Reafirmamos, portanto, nosso compromisso com as famílias brasileiras: proteger o emprego, aumentar o poder de compra e assegurar o crescimento sustentável da economia. Exatamente por isso, anunciamos, hoje, também a maior reforma da renda de nossa história. Honrando os compromissos assumidos pelo presidente Lula, com a aprovação da reforma da renda, uma parte importante da classe média, que ganha até R$ 5 mil por mês, não pagará mais Imposto de Renda.
É o Brasil justo, com menos imposto e mais dinheiro no bolso para investir no seu pequeno negócio, impulsionar o comércio no seu bairro e ajudar a sua cidade a crescer. A nova medida não trará impacto fiscal, ou seja, não aumentará os gastos do governo. Porque quem tem renda superior a R$ 50 mil por mês pagará um pouco mais. Tudo sem excessos e respeitando padrões internacionais consagrados.
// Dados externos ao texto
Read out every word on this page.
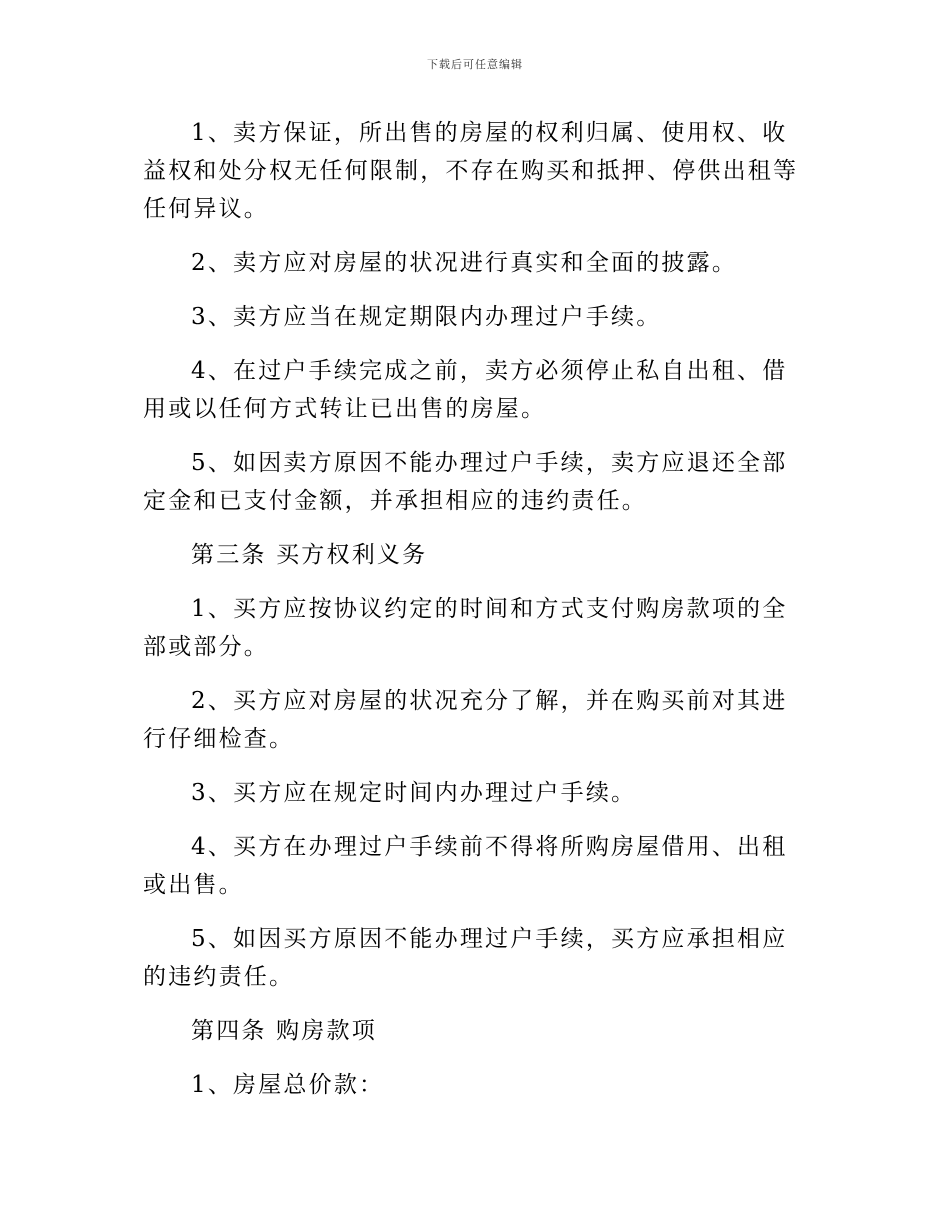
下载后可任意编辑

1、卖方保证，所出售的房屋的权利归属、使用权、收益权和处分权无任何限制，不存在购买和抵押、停供出租等任何异议。

2、卖方应对房屋的状况进行真实和全面的披露。

3、卖方应当在规定期限内办理过户手续。

4、在过户手续完成之前，卖方必须停止私自出租、借用或以任何方式转让已出售的房屋。

5、如因卖方原因不能办理过户手续，卖方应退还全部定金和已支付金额，并承担相应的违约责任。

第三条 买方权利义务

1、买方应按协议约定的时间和方式支付购房款项的全部或部分。

2、买方应对房屋的状况充分了解，并在购买前对其进行仔细检查。

3、买方应在规定时间内办理过户手续。

4、买方在办理过户手续前不得将所购房屋借用、出租或出售。

5、如因买方原因不能办理过户手续，买方应承担相应的违约责任。

第四条 购房款项

1、房屋总价款：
Você sabe: essa medida, combinada à histórica Reforma Tributária, fará com que grande parte do povo brasileiro não pague nem Imposto de Renda e nem imposto sobre produtos da cesta básica, inclusive a carne. Corrigindo grande parte da inaceitável injustiça tributária, que aprofundava a desigualdade social em nosso país.
Queridos brasileiros e brasileiras, as decisões que tomamos, a partir de hoje, exigem coragem, mas sabemos que são as escolhas certas porque garantirão um Brasil mais forte, mais justo e equilibrado amanhã. Tenham fé de que seguiremos construindo um país onde todos possam prosperar pela força de seu empenho e trabalho. Saibam que o governo do presidente Lula é parceiro de cada família brasileira nessa caminhada.
Com um governo eficiente, estamos construindo um Brasil mais forte e mais justo. Muito obrigado e boa noite.